CO: Exclusionary rule did not apply to a dependency and neglect proceeding

Exclusionary rule did not apply to a dependency and neglect proceeding which is a civil case. State, in the Interest of A.E.L. & K.C.-M., 181 P.3d 1186 (Colo. App. 2008):

Thus, whether the exclusionary rule applies in a civil case in Colorado requires the trial court to weigh the deterrent benefits of applying the rule against the societal cost of excluding relevant evidence. Id. at 519-20. “There is no ‘bright line’ to determine when the rule should apply, and courts must apply the Janis analytic framework on a case by case basis.” Id. at 520. The assessment requires a fact-specific analysis and usually involves two considerations: (1) whether the illegal agency conduct is “inter-sovereign” or “intra-sovereign”; and (2) whether the proceedings may be characterized as “quasi-criminal.” Id. Evidence is not suppressed in a civil proceeding by one sovereign merely because law enforcement agents of another sovereign failed to comply with the proscriptions of the Fourth Amendment. People v. Harfmann, 638 P.2d 745, 747 (Colo. 1981).

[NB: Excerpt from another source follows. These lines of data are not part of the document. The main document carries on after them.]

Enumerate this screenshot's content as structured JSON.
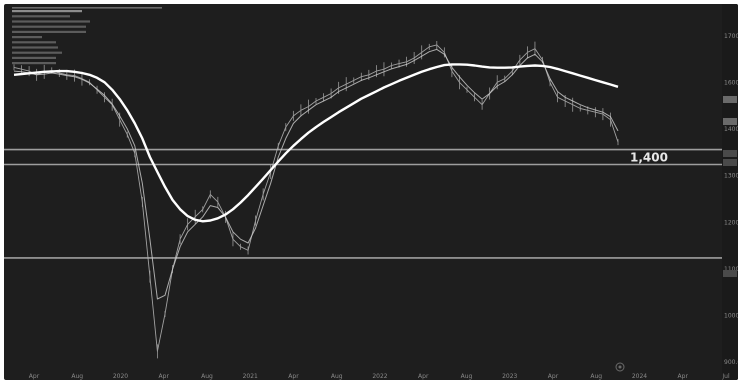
{
  "chart_data": {
    "type": "line",
    "title": "",
    "xlabel": "",
    "ylabel": "",
    "x_tick_labels": [
      "Apr",
      "Aug",
      "2020",
      "Apr",
      "Aug",
      "2021",
      "Apr",
      "Aug",
      "2022",
      "Apr",
      "Aug",
      "2023",
      "Apr",
      "Aug",
      "2024",
      "Apr",
      "Jul"
    ],
    "y_tick_labels": [
      "1700.00",
      "1600.00",
      "1400.00",
      "1300.00",
      "1200.00",
      "1100.00",
      "1000.00",
      "900.00"
    ],
    "ylim": [
      850,
      1760
    ],
    "horizontal_levels": [
      1440,
      1400,
      1150
    ],
    "annotation": {
      "text": "1,400",
      "value": 1400
    },
    "series": [
      {
        "role": "price",
        "values": [
          1660,
          1655,
          1650,
          1640,
          1648,
          1652,
          1645,
          1640,
          1638,
          1630,
          1620,
          1600,
          1580,
          1560,
          1520,
          1480,
          1430,
          1300,
          1100,
          900,
          1000,
          1120,
          1200,
          1240,
          1260,
          1280,
          1320,
          1300,
          1260,
          1200,
          1180,
          1170,
          1250,
          1320,
          1380,
          1450,
          1500,
          1530,
          1545,
          1555,
          1570,
          1580,
          1590,
          1605,
          1615,
          1625,
          1635,
          1640,
          1650,
          1655,
          1665,
          1670,
          1675,
          1685,
          1700,
          1715,
          1720,
          1700,
          1650,
          1620,
          1600,
          1580,
          1560,
          1590,
          1620,
          1630,
          1650,
          1680,
          1700,
          1710,
          1680,
          1620,
          1580,
          1570,
          1560,
          1550,
          1545,
          1540,
          1535,
          1520,
          1460
        ]
      },
      {
        "role": "fast-ma",
        "values": [
          1650,
          1648,
          1645,
          1640,
          1642,
          1645,
          1642,
          1638,
          1635,
          1628,
          1618,
          1602,
          1585,
          1562,
          1530,
          1495,
          1450,
          1350,
          1200,
          1040,
          1050,
          1120,
          1180,
          1220,
          1240,
          1260,
          1290,
          1285,
          1260,
          1220,
          1200,
          1190,
          1230,
          1290,
          1350,
          1420,
          1470,
          1510,
          1530,
          1545,
          1560,
          1570,
          1580,
          1595,
          1605,
          1615,
          1625,
          1632,
          1640,
          1648,
          1656,
          1662,
          1668,
          1678,
          1690,
          1702,
          1708,
          1695,
          1660,
          1635,
          1612,
          1592,
          1575,
          1590,
          1610,
          1622,
          1640,
          1665,
          1685,
          1695,
          1675,
          1630,
          1595,
          1580,
          1570,
          1560,
          1552,
          1546,
          1540,
          1528,
          1490
        ]
      },
      {
        "role": "slow-ma",
        "values": [
          1640,
          1642,
          1644,
          1646,
          1648,
          1649,
          1650,
          1650,
          1648,
          1645,
          1640,
          1632,
          1620,
          1600,
          1575,
          1545,
          1510,
          1470,
          1420,
          1380,
          1340,
          1305,
          1280,
          1262,
          1252,
          1248,
          1250,
          1256,
          1266,
          1280,
          1298,
          1318,
          1340,
          1362,
          1385,
          1408,
          1430,
          1450,
          1468,
          1485,
          1500,
          1514,
          1527,
          1540,
          1552,
          1564,
          1576,
          1586,
          1596,
          1606,
          1615,
          1624,
          1632,
          1640,
          1648,
          1655,
          1661,
          1666,
          1668,
          1668,
          1667,
          1665,
          1662,
          1660,
          1659,
          1659,
          1660,
          1662,
          1664,
          1665,
          1664,
          1661,
          1656,
          1650,
          1644,
          1638,
          1632,
          1626,
          1620,
          1614,
          1608
        ]
      }
    ]
  }
}
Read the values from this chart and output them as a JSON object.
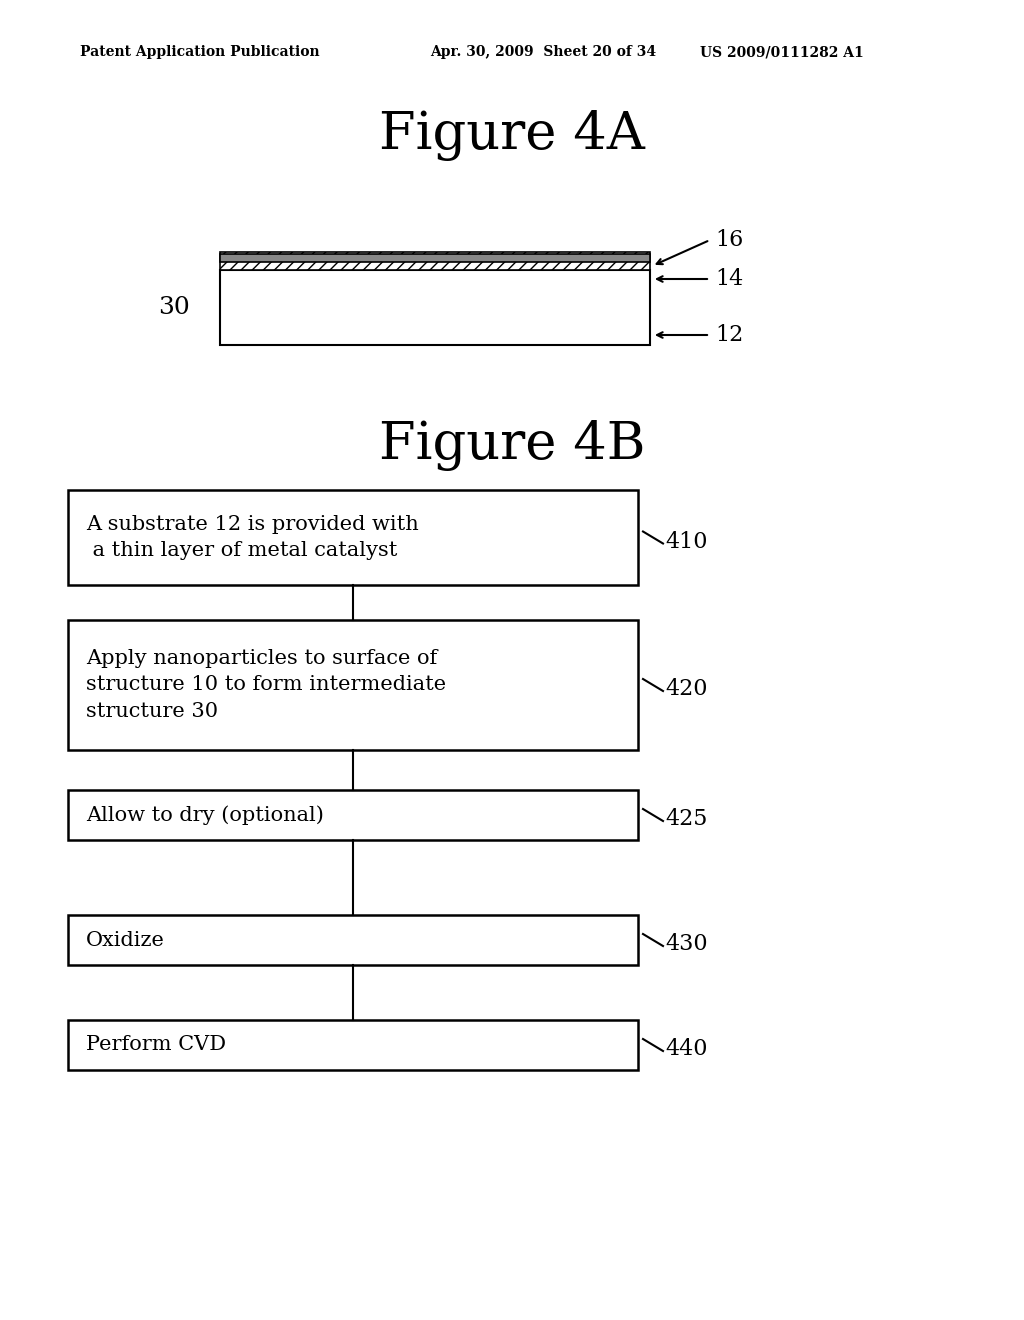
{
  "bg_color": "#ffffff",
  "header_left": "Patent Application Publication",
  "header_mid": "Apr. 30, 2009  Sheet 20 of 34",
  "header_right": "US 2009/0111282 A1",
  "fig4a_title": "Figure 4A",
  "fig4b_title": "Figure 4B",
  "label_30": "30",
  "label_16": "16",
  "label_14": "14",
  "label_12": "12",
  "flow_boxes": [
    {
      "label": "A substrate 12 is provided with\n a thin layer of metal catalyst",
      "ref": "410"
    },
    {
      "label": "Apply nanoparticles to surface of\nstructure 10 to form intermediate\nstructure 30",
      "ref": "420"
    },
    {
      "label": "Allow to dry (optional)",
      "ref": "425"
    },
    {
      "label": "Oxidize",
      "ref": "430"
    },
    {
      "label": "Perform CVD",
      "ref": "440"
    }
  ]
}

Here, even if we assume the police violated mother’s right to be free from unreasonable search and seizure and they were acting as agents of the department, mother was not charged with possession of an unlawful substance. A different entity (the City and County of Denver) was seeking to introduce the evidence at the adjudicatory hearing for a completely different purpose: to show that mother was not providing the children with a safe and suitable home.

The juvenile court also concluded, and we agree, that a dependency and neglect case is not a quasi-criminal proceeding, and that the societal costs of applying the rule would exceed any deterrent effect that exclusion would have on the department or the police in investigating a child welfare issue. See State in Interest of A.R., 982 P.2d at 78-79. Accordingly, we conclude the juvenile court did not err in denying mother’s motion to suppress.